Researchers have found that the widespread use of search engines and online databases is affecting the way people remember information. To know whether people were more likely to remember information that could be easily retrieved from a computer, Betsy Sparrow, an assistant professor of psychology at Columbia and her collaborators, Daniel M. Wegner of Harvard and Jenny Liu of the University of Wisconsin, Madison, staged different memory experiments, reports the New York Times.
In one experiment where participants typed 40 bits of trivia, the team found that the subjects were significantly more likely to remember information if they thought they would not be able to find it later.

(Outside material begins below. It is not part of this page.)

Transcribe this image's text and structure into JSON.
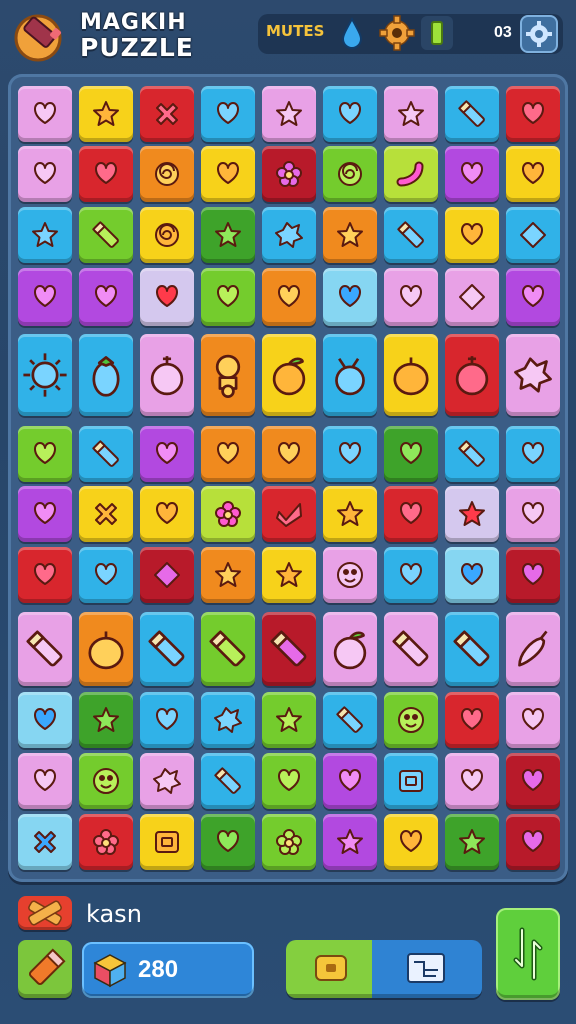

“Participants did not make the effort to remember when they thought they could later look up the trivia statement they had read,” wrote the authors.

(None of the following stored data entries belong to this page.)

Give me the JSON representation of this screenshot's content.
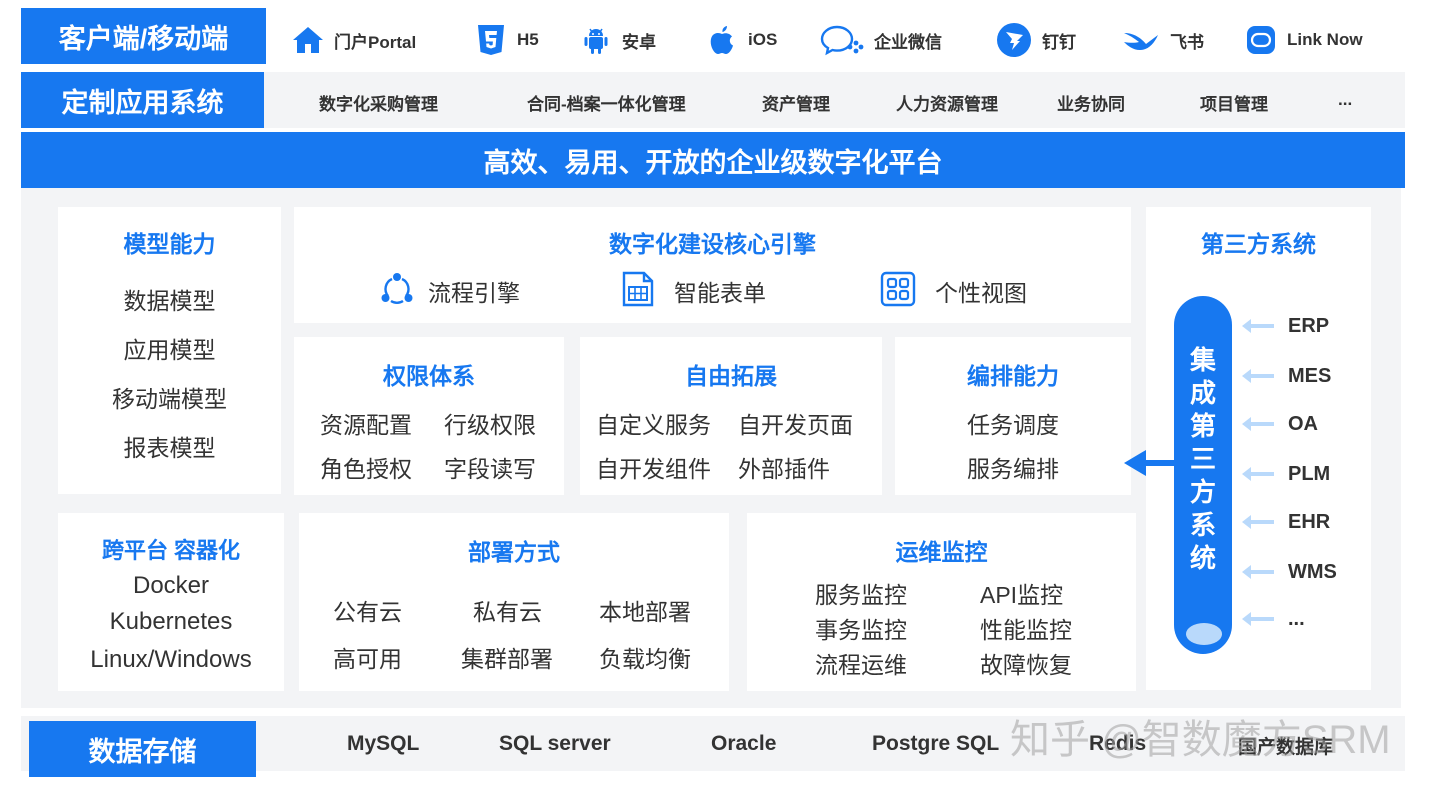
{
  "client": {
    "label": "客户端/移动端",
    "items": [
      {
        "icon": "home-icon",
        "label": "门户Portal"
      },
      {
        "icon": "html5-icon",
        "label": "H5"
      },
      {
        "icon": "android-icon",
        "label": "安卓"
      },
      {
        "icon": "apple-icon",
        "label": "iOS"
      },
      {
        "icon": "wecom-icon",
        "label": "企业微信"
      },
      {
        "icon": "dingtalk-icon",
        "label": "钉钉"
      },
      {
        "icon": "feishu-icon",
        "label": "飞书"
      },
      {
        "icon": "linknow-icon",
        "label": "Link Now"
      }
    ]
  },
  "apps": {
    "label": "定制应用系统",
    "items": [
      "数字化采购管理",
      "合同-档案一体化管理",
      "资产管理",
      "人力资源管理",
      "业务协同",
      "项目管理",
      "..."
    ]
  },
  "platform": {
    "title": "高效、易用、开放的企业级数字化平台"
  },
  "model": {
    "title": "模型能力",
    "items": [
      "数据模型",
      "应用模型",
      "移动端模型",
      "报表模型"
    ]
  },
  "engine": {
    "title": "数字化建设核心引擎",
    "items": [
      {
        "icon": "process-cycle-icon",
        "label": "流程引擎"
      },
      {
        "icon": "form-icon",
        "label": "智能表单"
      },
      {
        "icon": "grid-view-icon",
        "label": "个性视图"
      }
    ]
  },
  "permission": {
    "title": "权限体系",
    "items": [
      "资源配置",
      "行级权限",
      "角色授权",
      "字段读写"
    ]
  },
  "extend": {
    "title": "自由拓展",
    "items": [
      "自定义服务",
      "自开发页面",
      "自开发组件",
      "外部插件"
    ]
  },
  "orchestrate": {
    "title": "编排能力",
    "items": [
      "任务调度",
      "服务编排"
    ]
  },
  "third_party": {
    "title": "第三方系统",
    "integration_label": "集成第三方系统",
    "systems": [
      "ERP",
      "MES",
      "OA",
      "PLM",
      "EHR",
      "WMS",
      "..."
    ]
  },
  "container": {
    "title": "跨平台 容器化",
    "items": [
      "Docker",
      "Kubernetes",
      "Linux/Windows"
    ]
  },
  "deploy": {
    "title": "部署方式",
    "items": [
      "公有云",
      "私有云",
      "本地部署",
      "高可用",
      "集群部署",
      "负载均衡"
    ]
  },
  "ops": {
    "title": "运维监控",
    "items": [
      "服务监控",
      "API监控",
      "事务监控",
      "性能监控",
      "流程运维",
      "故障恢复"
    ]
  },
  "storage": {
    "label": "数据存储",
    "items": [
      "MySQL",
      "SQL server",
      "Oracle",
      "Postgre SQL",
      "Redis",
      "国产数据库"
    ]
  },
  "watermark": "知乎 @智数魔方SRM",
  "colors": {
    "accent": "#1778f0",
    "panel_bg": "#f3f4f6",
    "arrow_light": "#b9d9fb"
  }
}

A second experiment was aimed at determining whether computer accessibility affects precisely what we remember.
“If asked the question whether there are any countries with only one colour in their flag, for example,” the researchers wrote, “do we think about flags — or immediately think to go online to find out?”
In this case, participants were asked to remember both the trivia statement itself and which of five computer folders it was saved in. The researchers were surprised to find that people seemed better able to recall the folder.
“That kind of blew my mind,” Dr. Sparrow said.
The experiment explores an aspect of what is known as transactive memory — the notion that we rely on our family, friends and co-workers as well as reference material to store information for us.
The Internet’s effects on memory are still largely unexplored, Dr. Sparrow said, adding that her experiments had led her to conclude that the Internet has become our primary external storage system.
“Human memory,” she said, “is adapting to new communications technology.”